Police cold cases for review by next March – Benn

Minister of Home Affairs Robeson Benn has said that by March next year reviews will be done of a number of police “cold cases” that were slated to be reopened years ago.

Speaking to reporters on the sidelines of an event last Saturday, Benn said he had a discussion with members of the Criminal Investigation Department (CID) already in relation to the cases.

“[Reviews] will be done before the end of the first quarter of next year…Arising out of that, we will know how we will go forward with them,” Benn said.

According to Benn, there are several new approaches which were adopted by the police to carry out investigative work which will be used in carrying out the reviews.

In July, 2016, Crime Chief Wendell Blanhum had announced that the Guyana Police Force’s Major Crimes Unit was reopening several cold cases.

The decision, he had said, was taken following calls made by members of the public, and particularly by relatives of the deceased.

Among these cases were the murders of Monica Reece, Sheema Mangar and Trevor Rose.

The death of the then 19-year-old Reece has been seen in some quarters as one of the major events in the rise of local crime in the 1990s.

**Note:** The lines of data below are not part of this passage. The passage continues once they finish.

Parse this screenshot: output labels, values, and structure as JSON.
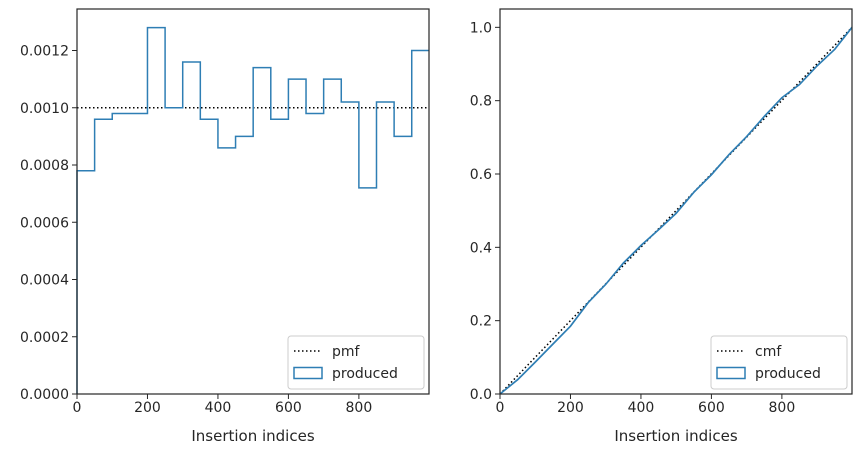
{
  "chart_data": [
    {
      "type": "histogram-step",
      "xlabel": "Insertion indices",
      "ylabel": "",
      "xlim": [
        0,
        999
      ],
      "ylim": [
        0,
        0.001345
      ],
      "xticks": [
        0,
        200,
        400,
        600,
        800
      ],
      "yticks": [
        0,
        0.0002,
        0.0004,
        0.0006,
        0.0008,
        0.001,
        0.0012
      ],
      "ytick_labels": [
        "0.0000",
        "0.0002",
        "0.0004",
        "0.0006",
        "0.0008",
        "0.0010",
        "0.0012"
      ],
      "bin_edges": [
        0,
        50,
        100,
        150,
        200,
        250,
        300,
        350,
        400,
        450,
        500,
        550,
        600,
        650,
        700,
        750,
        800,
        850,
        900,
        950,
        999
      ],
      "series": [
        {
          "name": "pmf",
          "style": "dotted",
          "color": "#000000",
          "x": [
            0,
            999
          ],
          "y": [
            0.001,
            0.001
          ]
        },
        {
          "name": "produced",
          "style": "step",
          "color": "#2e7eb4",
          "values": [
            0.00078,
            0.00096,
            0.00098,
            0.00098,
            0.00128,
            0.001,
            0.00116,
            0.00096,
            0.00086,
            0.0009,
            0.00114,
            0.00096,
            0.0011,
            0.00098,
            0.0011,
            0.00102,
            0.00072,
            0.00102,
            0.0009,
            0.0012
          ]
        }
      ],
      "legend": {
        "position": "bottom-right",
        "entries": [
          "pmf",
          "produced"
        ]
      }
    },
    {
      "type": "line",
      "xlabel": "Insertion indices",
      "ylabel": "",
      "xlim": [
        0,
        999
      ],
      "ylim": [
        0,
        1.05
      ],
      "xticks": [
        0,
        200,
        400,
        600,
        800
      ],
      "yticks": [
        0,
        0.2,
        0.4,
        0.6,
        0.8,
        1.0
      ],
      "ytick_labels": [
        "0.0",
        "0.2",
        "0.4",
        "0.6",
        "0.8",
        "1.0"
      ],
      "series": [
        {
          "name": "cmf",
          "style": "dotted",
          "color": "#000000",
          "x": [
            0,
            999
          ],
          "y": [
            0,
            1.0
          ]
        },
        {
          "name": "produced",
          "style": "solid",
          "color": "#2e7eb4",
          "x": [
            0,
            50,
            100,
            150,
            200,
            250,
            300,
            350,
            400,
            450,
            500,
            550,
            600,
            650,
            700,
            750,
            800,
            850,
            900,
            950,
            999
          ],
          "y": [
            0,
            0.039,
            0.087,
            0.136,
            0.185,
            0.249,
            0.299,
            0.357,
            0.405,
            0.448,
            0.493,
            0.55,
            0.598,
            0.653,
            0.702,
            0.757,
            0.808,
            0.844,
            0.895,
            0.94,
            1.0
          ]
        }
      ],
      "legend": {
        "position": "bottom-right",
        "entries": [
          "cmf",
          "produced"
        ]
      }
    }
  ]
}
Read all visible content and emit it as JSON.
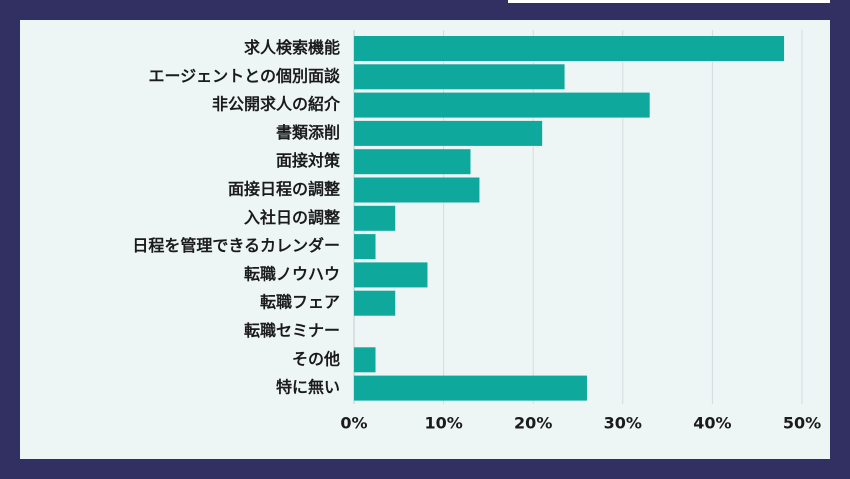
{
  "chart_data": {
    "type": "bar",
    "orientation": "horizontal",
    "categories": [
      "求人検索機能",
      "エージェントとの個別面談",
      "非公開求人の紹介",
      "書類添削",
      "面接対策",
      "面接日程の調整",
      "入社日の調整",
      "日程を管理できるカレンダー",
      "転職ノウハウ",
      "転職フェア",
      "転職セミナー",
      "その他",
      "特に無い"
    ],
    "values": [
      48,
      23.5,
      33,
      21,
      13,
      14,
      4.6,
      2.4,
      8.2,
      4.6,
      0,
      2.4,
      26
    ],
    "xlim": [
      0,
      50
    ],
    "xticks": [
      "0%",
      "10%",
      "20%",
      "30%",
      "40%",
      "50%"
    ],
    "title": "",
    "xlabel": "",
    "ylabel": "",
    "grid": true,
    "bar_color": "#0fa89c"
  }
}
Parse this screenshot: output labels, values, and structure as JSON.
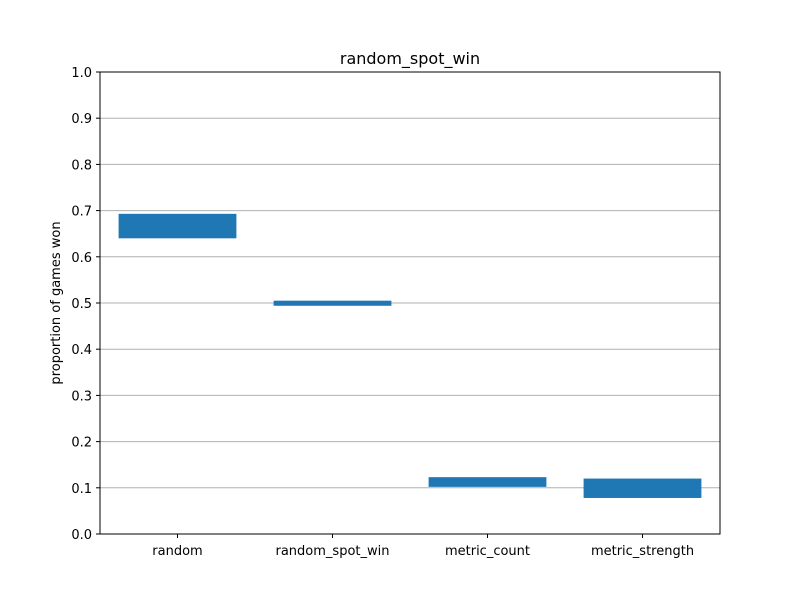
{
  "chart_data": {
    "type": "bar",
    "title": "random_spot_win",
    "xlabel": "",
    "ylabel": "proportion of games won",
    "categories": [
      "random",
      "random_spot_win",
      "metric_count",
      "metric_strength"
    ],
    "ranges": [
      {
        "low": 0.64,
        "high": 0.693
      },
      {
        "low": 0.494,
        "high": 0.505
      },
      {
        "low": 0.102,
        "high": 0.123
      },
      {
        "low": 0.078,
        "high": 0.12
      }
    ],
    "ylim": [
      0.0,
      1.0
    ],
    "yticks": [
      "0.0",
      "0.1",
      "0.2",
      "0.3",
      "0.4",
      "0.5",
      "0.6",
      "0.7",
      "0.8",
      "0.9",
      "1.0"
    ],
    "grid": "horizontal",
    "colors": {
      "bar": "#1f77b4",
      "grid": "#b0b0b0",
      "axis": "#000000"
    }
  }
}
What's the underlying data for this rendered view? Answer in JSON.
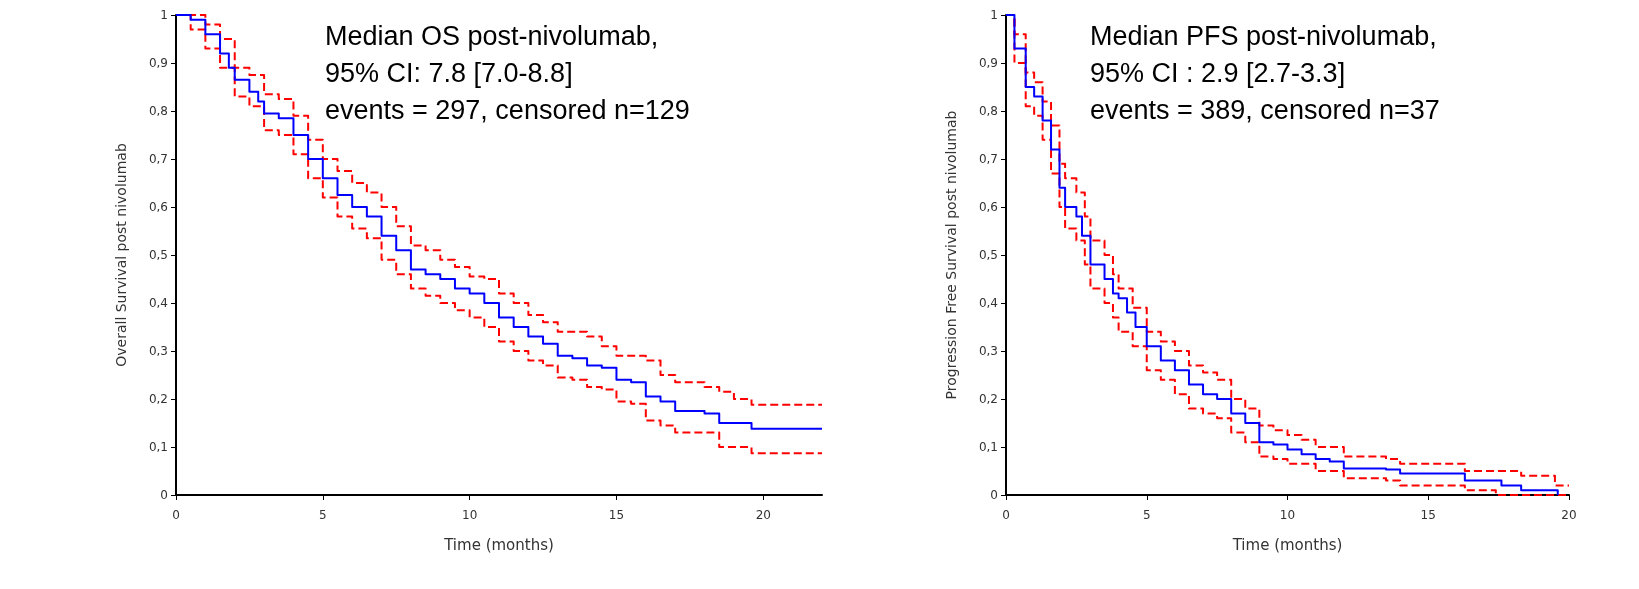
{
  "chart_data": [
    {
      "type": "step",
      "xlabel": "Time (months)",
      "ylabel": "Overall Survival post nivolumab",
      "annotations": [
        "Median OS post-nivolumab,",
        "95% CI: 7.8 [7.0-8.8]",
        "events = 297, censored n=129"
      ],
      "xlim": [
        0,
        22
      ],
      "xticks": [
        0,
        5,
        10,
        15,
        20
      ],
      "ylim": [
        0,
        1
      ],
      "yticks": [
        {
          "value": 0,
          "label": "0"
        },
        {
          "value": 0.1,
          "label": "0,1"
        },
        {
          "value": 0.2,
          "label": "0,2"
        },
        {
          "value": 0.3,
          "label": "0,3"
        },
        {
          "value": 0.4,
          "label": "0,4"
        },
        {
          "value": 0.5,
          "label": "0,5"
        },
        {
          "value": 0.6,
          "label": "0,6"
        },
        {
          "value": 0.7,
          "label": "0,7"
        },
        {
          "value": 0.8,
          "label": "0,8"
        },
        {
          "value": 0.9,
          "label": "0,9"
        },
        {
          "value": 1,
          "label": "1"
        }
      ],
      "marker": "none",
      "grid": false,
      "series": [
        {
          "color": "#ff0000",
          "line_style": "dashed",
          "x": [
            0,
            0.5,
            1,
            1.5,
            2,
            2.5,
            3,
            3.5,
            4,
            4.5,
            5,
            5.5,
            6,
            6.5,
            7,
            7.5,
            8,
            8.5,
            9,
            9.5,
            10,
            10.5,
            11,
            11.5,
            12,
            12.5,
            13,
            14,
            14.5,
            15,
            16,
            16.5,
            17,
            18,
            18.5,
            19,
            19.6,
            22
          ],
          "values": [
            1,
            1,
            0.98,
            0.95,
            0.89,
            0.875,
            0.835,
            0.825,
            0.79,
            0.74,
            0.7,
            0.675,
            0.65,
            0.63,
            0.6,
            0.56,
            0.52,
            0.51,
            0.49,
            0.475,
            0.455,
            0.45,
            0.42,
            0.4,
            0.375,
            0.36,
            0.34,
            0.33,
            0.31,
            0.29,
            0.28,
            0.25,
            0.235,
            0.225,
            0.215,
            0.2,
            0.188,
            0.188
          ]
        },
        {
          "color": "#ff0000",
          "line_style": "dashed",
          "x": [
            0,
            0.5,
            1,
            1.5,
            2,
            2.5,
            3,
            3.5,
            4,
            4.5,
            5,
            5.5,
            6,
            6.5,
            7,
            7.5,
            8,
            8.5,
            9,
            9.5,
            10,
            10.5,
            11,
            11.5,
            12,
            12.5,
            13,
            13.5,
            14,
            14.5,
            15,
            15.5,
            16,
            16.5,
            17,
            18,
            18.5,
            19.6,
            22
          ],
          "values": [
            1,
            0.97,
            0.93,
            0.89,
            0.83,
            0.81,
            0.76,
            0.75,
            0.71,
            0.66,
            0.62,
            0.58,
            0.555,
            0.535,
            0.49,
            0.46,
            0.43,
            0.415,
            0.4,
            0.385,
            0.37,
            0.35,
            0.32,
            0.3,
            0.28,
            0.27,
            0.245,
            0.24,
            0.225,
            0.22,
            0.195,
            0.19,
            0.155,
            0.145,
            0.13,
            0.13,
            0.1,
            0.087,
            0.087
          ]
        },
        {
          "color": "#0000ff",
          "line_style": "solid",
          "x": [
            0,
            0.5,
            1,
            1.5,
            1.8,
            2,
            2.5,
            2.8,
            3,
            3.5,
            4,
            4.5,
            5,
            5.5,
            6,
            6.5,
            7,
            7.5,
            8,
            8.5,
            9,
            9.5,
            10,
            10.5,
            11,
            11.5,
            12,
            12.5,
            13,
            13.5,
            14,
            14.5,
            15,
            15.5,
            16,
            16.5,
            17,
            18,
            18.5,
            19.6,
            22
          ],
          "values": [
            1,
            0.99,
            0.96,
            0.92,
            0.89,
            0.865,
            0.84,
            0.82,
            0.795,
            0.785,
            0.75,
            0.7,
            0.66,
            0.625,
            0.6,
            0.58,
            0.54,
            0.51,
            0.47,
            0.46,
            0.45,
            0.43,
            0.42,
            0.4,
            0.37,
            0.35,
            0.33,
            0.315,
            0.29,
            0.285,
            0.27,
            0.265,
            0.24,
            0.235,
            0.205,
            0.195,
            0.175,
            0.17,
            0.15,
            0.138,
            0.138
          ]
        }
      ]
    },
    {
      "type": "step",
      "xlabel": "Time (months)",
      "ylabel": "Progression Free Survival post nivolumab",
      "annotations": [
        "Median PFS post-nivolumab,",
        "95% CI : 2.9 [2.7-3.3]",
        "events = 389, censored n=37"
      ],
      "xlim": [
        0,
        20
      ],
      "xticks": [
        0,
        5,
        10,
        15,
        20
      ],
      "ylim": [
        0,
        1
      ],
      "yticks": [
        {
          "value": 0,
          "label": "0"
        },
        {
          "value": 0.1,
          "label": "0,1"
        },
        {
          "value": 0.2,
          "label": "0,2"
        },
        {
          "value": 0.3,
          "label": "0,3"
        },
        {
          "value": 0.4,
          "label": "0,4"
        },
        {
          "value": 0.5,
          "label": "0,5"
        },
        {
          "value": 0.6,
          "label": "0,6"
        },
        {
          "value": 0.7,
          "label": "0,7"
        },
        {
          "value": 0.8,
          "label": "0,8"
        },
        {
          "value": 0.9,
          "label": "0,9"
        },
        {
          "value": 1,
          "label": "1"
        }
      ],
      "marker": "none",
      "grid": false,
      "series": [
        {
          "color": "#ff0000",
          "line_style": "dashed",
          "x": [
            0,
            0.3,
            0.7,
            1,
            1.3,
            1.6,
            1.9,
            2.1,
            2.5,
            2.8,
            3,
            3.5,
            3.8,
            4,
            4.5,
            5,
            5.5,
            6,
            6.5,
            7,
            7.5,
            8,
            8.5,
            9,
            9.5,
            10,
            10.5,
            11,
            12,
            13.5,
            14,
            16.2,
            16.3,
            17.4,
            18.3,
            19.5,
            20
          ],
          "values": [
            1,
            0.96,
            0.88,
            0.86,
            0.82,
            0.77,
            0.69,
            0.66,
            0.63,
            0.58,
            0.53,
            0.5,
            0.46,
            0.43,
            0.39,
            0.34,
            0.32,
            0.3,
            0.27,
            0.255,
            0.24,
            0.2,
            0.18,
            0.145,
            0.135,
            0.125,
            0.115,
            0.1,
            0.08,
            0.075,
            0.065,
            0.065,
            0.05,
            0.05,
            0.04,
            0.02,
            0.02
          ]
        },
        {
          "color": "#ff0000",
          "line_style": "dashed",
          "x": [
            0,
            0.3,
            0.7,
            1,
            1.3,
            1.6,
            1.9,
            2.1,
            2.5,
            2.8,
            3,
            3.5,
            3.8,
            4,
            4.5,
            5,
            5.5,
            6,
            6.5,
            7,
            7.5,
            8,
            8.5,
            9,
            9.5,
            10,
            11,
            12,
            13.5,
            14,
            16.2,
            16.3,
            17.4,
            20
          ],
          "values": [
            1,
            0.9,
            0.81,
            0.79,
            0.74,
            0.67,
            0.6,
            0.555,
            0.53,
            0.48,
            0.43,
            0.4,
            0.37,
            0.34,
            0.31,
            0.26,
            0.24,
            0.21,
            0.18,
            0.17,
            0.16,
            0.13,
            0.11,
            0.08,
            0.075,
            0.065,
            0.05,
            0.035,
            0.03,
            0.02,
            0.02,
            0.01,
            0,
            0
          ]
        },
        {
          "color": "#0000ff",
          "line_style": "solid",
          "x": [
            0,
            0.3,
            0.7,
            1,
            1.3,
            1.6,
            1.9,
            2.1,
            2.5,
            2.7,
            3,
            3.5,
            3.8,
            4,
            4.3,
            4.6,
            5,
            5.5,
            6,
            6.5,
            7,
            7.5,
            8,
            8.5,
            9,
            9.5,
            10,
            10.5,
            11,
            11.5,
            12,
            13.5,
            14,
            16.2,
            16.3,
            17.4,
            17.6,
            18.3,
            19.5,
            19.6
          ],
          "values": [
            1,
            0.93,
            0.85,
            0.83,
            0.78,
            0.72,
            0.64,
            0.6,
            0.58,
            0.54,
            0.48,
            0.45,
            0.42,
            0.41,
            0.38,
            0.35,
            0.31,
            0.28,
            0.26,
            0.23,
            0.21,
            0.2,
            0.17,
            0.15,
            0.11,
            0.105,
            0.095,
            0.085,
            0.075,
            0.07,
            0.055,
            0.053,
            0.045,
            0.045,
            0.03,
            0.03,
            0.02,
            0.01,
            0.01,
            0
          ]
        }
      ]
    }
  ]
}
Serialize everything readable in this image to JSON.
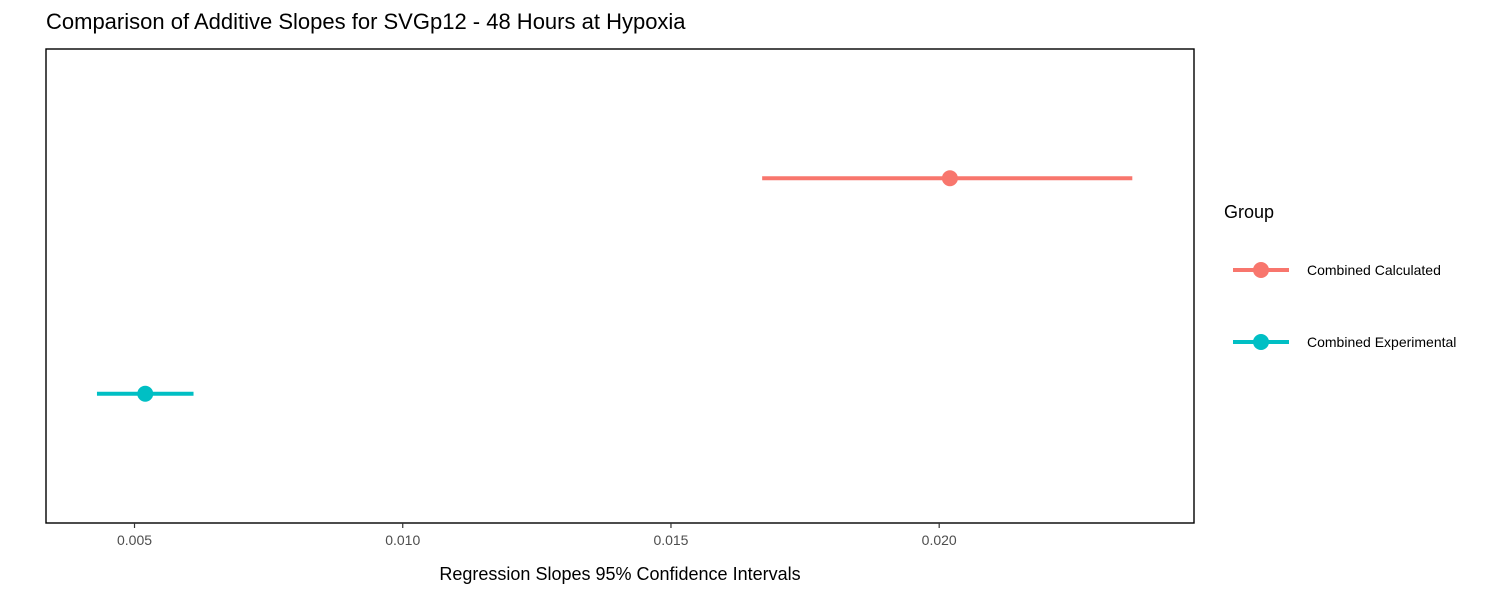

Her body had been dumped from a speeding pickup vehicle in the vicinity of the Geddes Grant building (now Courts) on Main Street, Georgetown on April 9, 1993. The police had picked up a suspect and questioned him and also detained a vehicle he sometimes drove, but shortly after, the lack of evidence caused him to be released and the vehicle was returned.

Blanhum had said of the cases, Mangar’s murder will be placed on the front-burner.

In September of 2010, Mangar, an employee of a city bank, was waiting to catch a minibus to head home when her phone was snatched from her. The young woman pursued the thief, who jumped into a car and ran her down when she tried to stop him from fleeing.

The car dragged Mangar from the Bedford Methodist Church at Camp Street and North Road to the intersection of Camp and Church streets and she died while receiving medical attention at St Joseph Mercy Hospital the following day.

Rose was killed on the morning of January 26, 2014, after a lone gunman, in a heavily-tinted vehicle, opened fire on the car in which he was travelling at Eccles, East Bank Demerara, hitting him five times.

Also injured in the shooting were Rose’s driver, Troy Nieuenkirk, and Rose’s companion, Latoya Towler.